А пока можно было заняться Сайларом.
Тот нуждался в огранке.
И заслужил её.
* *
Тёмное гулкое помещение, куда мистер Петрелли предложил войти Сайлару, немедленно закрыв за ним дверь, было последним местом, которое тот ожидал увидеть после обещания научить его забирать чужие способности без убийств.
Кабинет, лаборатория, выход на задание – что угодно удивило бы его меньше, чем эта огромная пустота в самой утробе здания Прайматек.
Мистер Петрелли дважды удивил его за последние полчаса.
Сначала, когда, пряча усмешку, заявил, что знает, кто именно помог Питеру не убиться.
Потом – когда заявил, что ключом Сайлара к бескровному получению даров является сострадание.
При этом он настойчиво называл его Габриэлем и говорил спокойно и без капли патетики, и кто-то другой, возможно, и сам Сайлар какое-то время назад, наверняка бы повёлся, слишком небанален и убедителен был этот чёртов старик.
Но нынешний Сайлар не видел за этим ничего, кроме ещё более тонкого расчёта.
Наблюдательность вместо сочувствия.
Ум вместо доброты.
Желание заполучить слепого в своём доверии, привязанного чувствами слугу вместо рассчитывающего на некоторые проценты наёмника.

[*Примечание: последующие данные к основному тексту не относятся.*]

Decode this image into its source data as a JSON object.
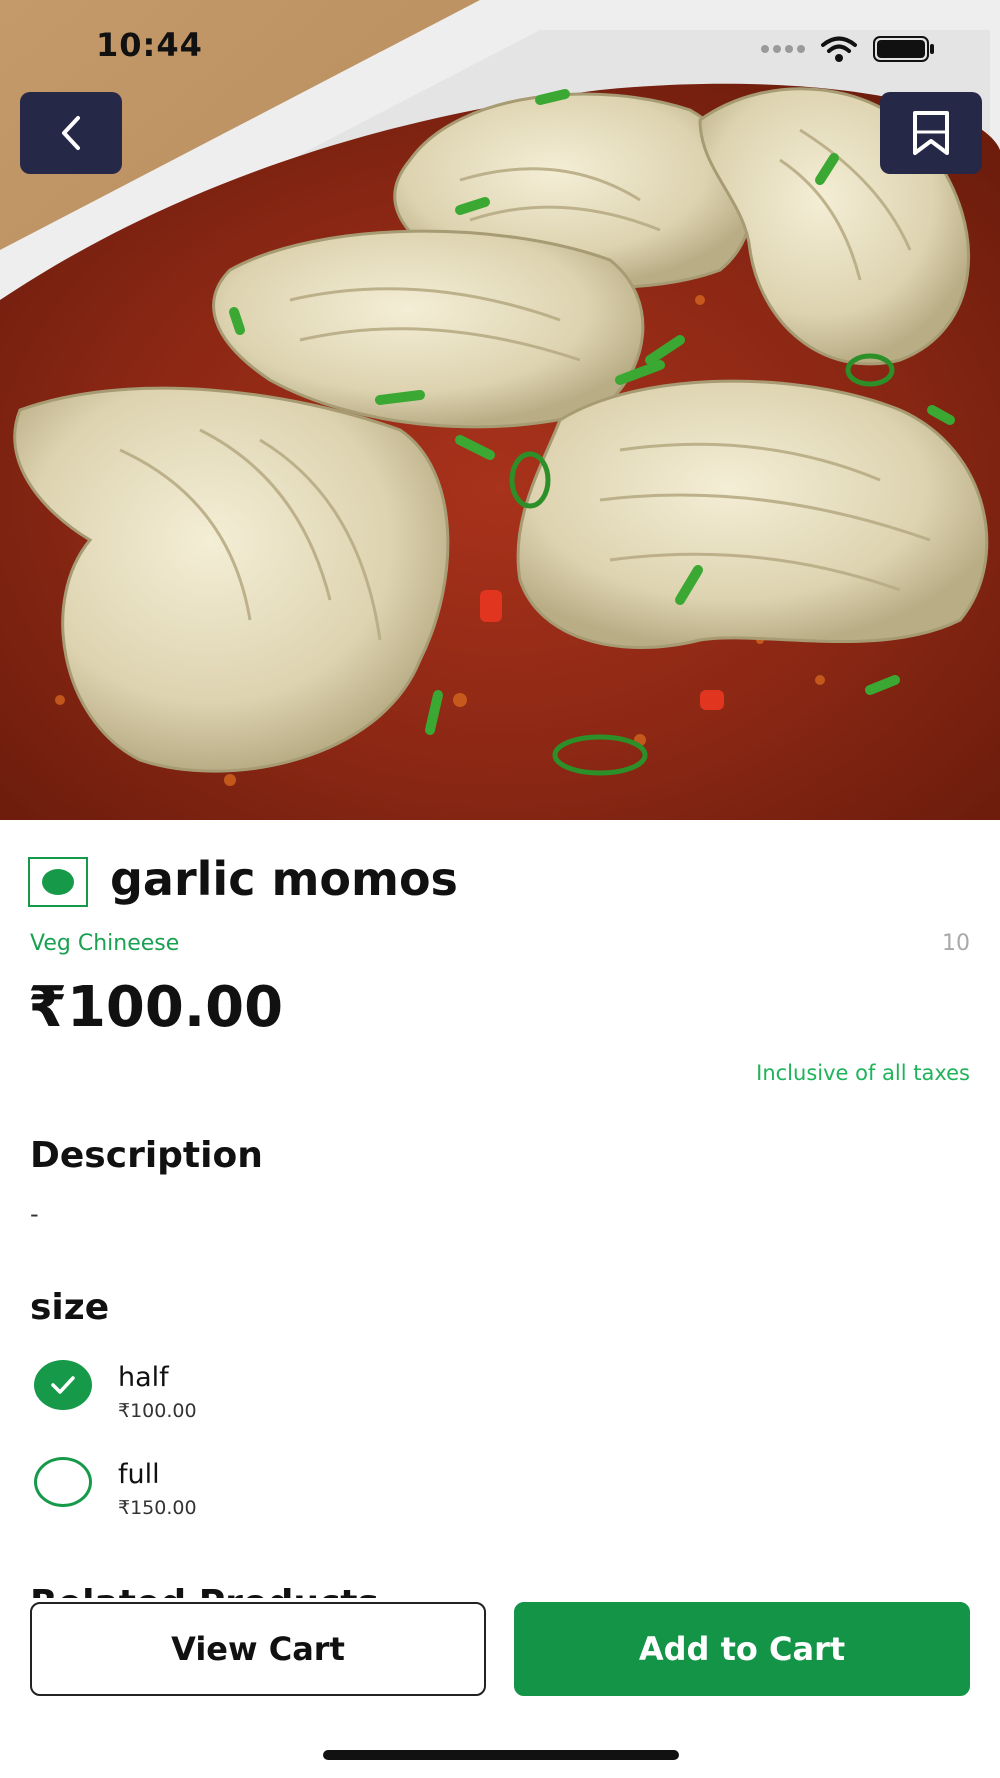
{
  "status_bar": {
    "time": "10:44"
  },
  "header": {
    "back_icon": "chevron-left-icon",
    "bookmark_icon": "bookmark-icon"
  },
  "product": {
    "title": "garlic momos",
    "veg_indicator": "veg-dot-icon",
    "category": "Veg Chineese",
    "count": "10",
    "price": "₹100.00",
    "tax_note": "Inclusive of all taxes"
  },
  "description": {
    "heading": "Description",
    "text": "-"
  },
  "size": {
    "heading": "size",
    "options": [
      {
        "label": "half",
        "price": "₹100.00",
        "selected": true
      },
      {
        "label": "full",
        "price": "₹150.00",
        "selected": false
      }
    ]
  },
  "related": {
    "heading": "Related Products"
  },
  "actions": {
    "view_cart": "View Cart",
    "add_to_cart": "Add to Cart"
  },
  "colors": {
    "accent": "#139446",
    "header_button": "#262848",
    "category_text": "#1aa152"
  }
}
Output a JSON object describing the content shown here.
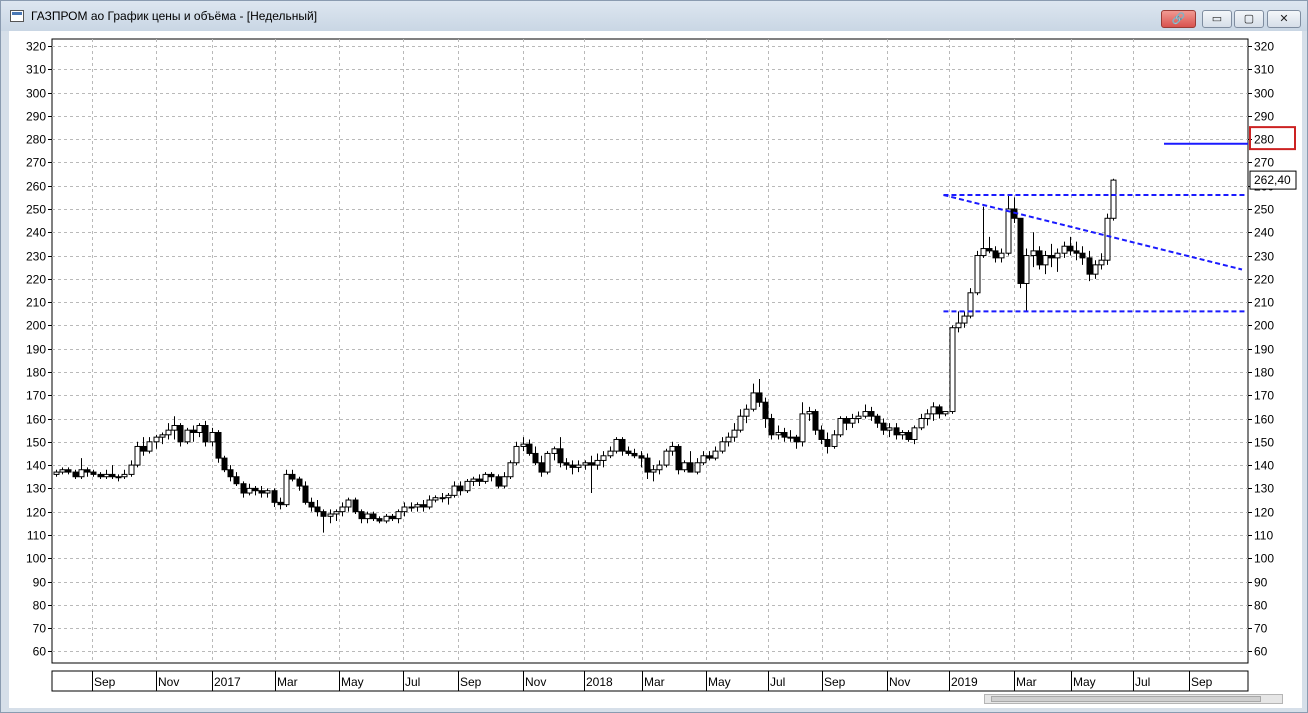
{
  "window": {
    "title": "ГАЗПРОМ ао График цены и объёма - [Недельный]",
    "buttons": {
      "link": "🔗",
      "minimize": "▭",
      "maximize": "▢",
      "close": "✕"
    }
  },
  "colors": {
    "accent": "#cc2222",
    "trendline": "#1a1aff",
    "grid": "#b9b9b9"
  },
  "chart_data": {
    "type": "candlestick",
    "ylim": [
      55,
      323
    ],
    "grid": true,
    "y_ticks": [
      60,
      70,
      80,
      90,
      100,
      110,
      120,
      130,
      140,
      150,
      160,
      170,
      180,
      190,
      200,
      210,
      220,
      230,
      240,
      250,
      260,
      270,
      280,
      290,
      300,
      310,
      320
    ],
    "x_labels": [
      "Sep",
      "Nov",
      "2017",
      "Mar",
      "May",
      "Jul",
      "Sep",
      "Nov",
      "2018",
      "Mar",
      "May",
      "Jul",
      "Sep",
      "Nov",
      "2019",
      "Mar",
      "May",
      "Jul",
      "Sep"
    ],
    "last_price_label": "262,40",
    "highlighted_level": "280",
    "series": [
      {
        "values": [
          [
            136,
            138,
            135,
            137
          ],
          [
            137,
            139,
            136,
            138
          ],
          [
            138,
            139,
            136,
            137
          ],
          [
            137,
            138,
            134,
            135
          ],
          [
            135,
            143,
            134,
            138
          ],
          [
            138,
            139,
            135,
            137
          ],
          [
            137,
            138,
            135,
            136
          ],
          [
            136,
            137,
            134,
            135
          ],
          [
            135,
            138,
            134,
            136
          ],
          [
            136,
            140,
            134,
            135
          ],
          [
            135,
            136,
            133,
            135
          ],
          [
            135,
            138,
            134,
            136
          ],
          [
            136,
            142,
            135,
            140
          ],
          [
            140,
            150,
            139,
            148
          ],
          [
            148,
            152,
            144,
            146
          ],
          [
            146,
            152,
            145,
            150
          ],
          [
            150,
            153,
            147,
            152
          ],
          [
            152,
            154,
            149,
            153
          ],
          [
            153,
            158,
            151,
            155
          ],
          [
            155,
            161,
            151,
            157
          ],
          [
            157,
            158,
            148,
            150
          ],
          [
            150,
            156,
            149,
            155
          ],
          [
            155,
            157,
            150,
            154
          ],
          [
            154,
            158,
            152,
            157
          ],
          [
            157,
            159,
            148,
            150
          ],
          [
            150,
            156,
            148,
            154
          ],
          [
            154,
            155,
            141,
            143
          ],
          [
            143,
            144,
            137,
            138
          ],
          [
            138,
            140,
            133,
            135
          ],
          [
            135,
            137,
            131,
            132
          ],
          [
            132,
            133,
            126,
            128
          ],
          [
            128,
            132,
            127,
            130
          ],
          [
            130,
            131,
            127,
            129
          ],
          [
            129,
            131,
            126,
            128
          ],
          [
            128,
            130,
            126,
            129
          ],
          [
            129,
            130,
            122,
            124
          ],
          [
            124,
            126,
            121,
            123
          ],
          [
            123,
            138,
            122,
            136
          ],
          [
            136,
            138,
            133,
            134
          ],
          [
            134,
            135,
            129,
            131
          ],
          [
            131,
            133,
            123,
            124
          ],
          [
            124,
            126,
            120,
            122
          ],
          [
            122,
            125,
            118,
            120
          ],
          [
            120,
            121,
            111,
            118
          ],
          [
            118,
            121,
            115,
            119
          ],
          [
            119,
            121,
            116,
            120
          ],
          [
            120,
            124,
            118,
            122
          ],
          [
            122,
            126,
            120,
            125
          ],
          [
            125,
            126,
            119,
            120
          ],
          [
            120,
            121,
            115,
            117
          ],
          [
            117,
            120,
            115,
            119
          ],
          [
            119,
            120,
            116,
            117
          ],
          [
            117,
            118,
            115,
            116
          ],
          [
            116,
            119,
            115,
            118
          ],
          [
            118,
            119,
            116,
            117
          ],
          [
            117,
            121,
            115,
            120
          ],
          [
            120,
            124,
            118,
            122
          ],
          [
            122,
            124,
            120,
            122
          ],
          [
            122,
            124,
            120,
            123
          ],
          [
            123,
            125,
            120,
            122
          ],
          [
            122,
            127,
            121,
            125
          ],
          [
            125,
            127,
            124,
            126
          ],
          [
            126,
            128,
            124,
            126
          ],
          [
            126,
            128,
            123,
            127
          ],
          [
            127,
            133,
            126,
            131
          ],
          [
            131,
            133,
            127,
            129
          ],
          [
            129,
            134,
            128,
            133
          ],
          [
            133,
            135,
            131,
            134
          ],
          [
            134,
            136,
            131,
            133
          ],
          [
            133,
            137,
            132,
            136
          ],
          [
            136,
            137,
            133,
            135
          ],
          [
            135,
            136,
            130,
            131
          ],
          [
            131,
            137,
            130,
            135
          ],
          [
            135,
            142,
            134,
            141
          ],
          [
            141,
            150,
            140,
            148
          ],
          [
            148,
            152,
            146,
            149
          ],
          [
            149,
            151,
            144,
            145
          ],
          [
            145,
            148,
            140,
            141
          ],
          [
            141,
            144,
            135,
            137
          ],
          [
            137,
            146,
            136,
            145
          ],
          [
            145,
            148,
            142,
            147
          ],
          [
            147,
            152,
            139,
            141
          ],
          [
            141,
            143,
            138,
            140
          ],
          [
            140,
            142,
            136,
            139
          ],
          [
            139,
            142,
            137,
            140
          ],
          [
            140,
            142,
            138,
            141
          ],
          [
            141,
            144,
            128,
            140
          ],
          [
            140,
            145,
            138,
            142
          ],
          [
            142,
            146,
            139,
            144
          ],
          [
            144,
            148,
            143,
            146
          ],
          [
            146,
            152,
            145,
            151
          ],
          [
            151,
            152,
            144,
            146
          ],
          [
            146,
            148,
            144,
            145
          ],
          [
            145,
            147,
            143,
            144
          ],
          [
            144,
            146,
            139,
            143
          ],
          [
            143,
            145,
            134,
            137
          ],
          [
            137,
            140,
            133,
            138
          ],
          [
            138,
            142,
            136,
            140
          ],
          [
            140,
            147,
            139,
            146
          ],
          [
            146,
            150,
            144,
            148
          ],
          [
            148,
            149,
            136,
            138
          ],
          [
            138,
            142,
            137,
            141
          ],
          [
            141,
            146,
            138,
            137
          ],
          [
            137,
            143,
            136,
            141
          ],
          [
            141,
            146,
            140,
            144
          ],
          [
            144,
            146,
            142,
            143
          ],
          [
            143,
            148,
            142,
            146
          ],
          [
            146,
            152,
            145,
            150
          ],
          [
            150,
            154,
            148,
            152
          ],
          [
            152,
            158,
            150,
            155
          ],
          [
            155,
            164,
            154,
            161
          ],
          [
            161,
            166,
            158,
            164
          ],
          [
            164,
            175,
            163,
            171
          ],
          [
            171,
            177,
            165,
            167
          ],
          [
            167,
            169,
            156,
            160
          ],
          [
            160,
            162,
            151,
            153
          ],
          [
            153,
            157,
            151,
            154
          ],
          [
            154,
            156,
            150,
            152
          ],
          [
            152,
            155,
            150,
            152
          ],
          [
            152,
            153,
            147,
            150
          ],
          [
            150,
            167,
            148,
            162
          ],
          [
            162,
            165,
            159,
            163
          ],
          [
            163,
            164,
            153,
            155
          ],
          [
            155,
            157,
            149,
            151
          ],
          [
            151,
            154,
            145,
            148
          ],
          [
            148,
            155,
            147,
            153
          ],
          [
            153,
            161,
            152,
            160
          ],
          [
            160,
            161,
            155,
            158
          ],
          [
            158,
            162,
            156,
            160
          ],
          [
            160,
            163,
            158,
            161
          ],
          [
            161,
            166,
            160,
            163
          ],
          [
            163,
            165,
            159,
            161
          ],
          [
            161,
            162,
            156,
            158
          ],
          [
            158,
            160,
            153,
            155
          ],
          [
            155,
            158,
            152,
            156
          ],
          [
            156,
            158,
            151,
            153
          ],
          [
            153,
            155,
            151,
            154
          ],
          [
            154,
            155,
            150,
            151
          ],
          [
            151,
            157,
            149,
            156
          ],
          [
            156,
            162,
            155,
            160
          ],
          [
            160,
            164,
            157,
            162
          ],
          [
            162,
            167,
            159,
            165
          ],
          [
            165,
            166,
            160,
            162
          ],
          [
            162,
            163,
            161,
            163
          ],
          [
            163,
            200,
            162,
            199
          ],
          [
            199,
            206,
            197,
            201
          ],
          [
            201,
            206,
            199,
            204
          ],
          [
            204,
            216,
            203,
            214
          ],
          [
            214,
            232,
            213,
            230
          ],
          [
            230,
            251,
            229,
            233
          ],
          [
            233,
            238,
            231,
            232
          ],
          [
            232,
            234,
            227,
            229
          ],
          [
            229,
            233,
            227,
            231
          ],
          [
            231,
            256,
            230,
            250
          ],
          [
            250,
            255,
            244,
            246
          ],
          [
            246,
            246,
            216,
            218
          ],
          [
            218,
            233,
            206,
            230
          ],
          [
            230,
            240,
            225,
            232
          ],
          [
            232,
            234,
            224,
            226
          ],
          [
            226,
            232,
            222,
            230
          ],
          [
            230,
            235,
            225,
            229
          ],
          [
            229,
            233,
            223,
            231
          ],
          [
            231,
            236,
            229,
            234
          ],
          [
            234,
            238,
            230,
            232
          ],
          [
            232,
            236,
            228,
            231
          ],
          [
            231,
            234,
            226,
            229
          ],
          [
            229,
            232,
            219,
            222
          ],
          [
            222,
            228,
            220,
            226
          ],
          [
            226,
            231,
            224,
            228
          ],
          [
            228,
            248,
            226,
            246
          ],
          [
            246,
            263,
            245,
            262.4
          ]
        ]
      }
    ],
    "annotations": {
      "dashed_levels": [
        256,
        206
      ],
      "dashed_trendline": {
        "from_index": 143,
        "from_value": 256,
        "to_value": 224
      },
      "resistance_line": 278
    }
  }
}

Он даже не мог как следует расстроиться из-за этого. Ещё один псевдодруг – хоть и с другого поля, чем все, кто были до этого. Ещё один предатель – но Сайлару отчего-то именно сейчас это было безразлично – перегорело. Человек, который должен был принести пользу и, при должном уровне бдительности, не успеть причинить вред.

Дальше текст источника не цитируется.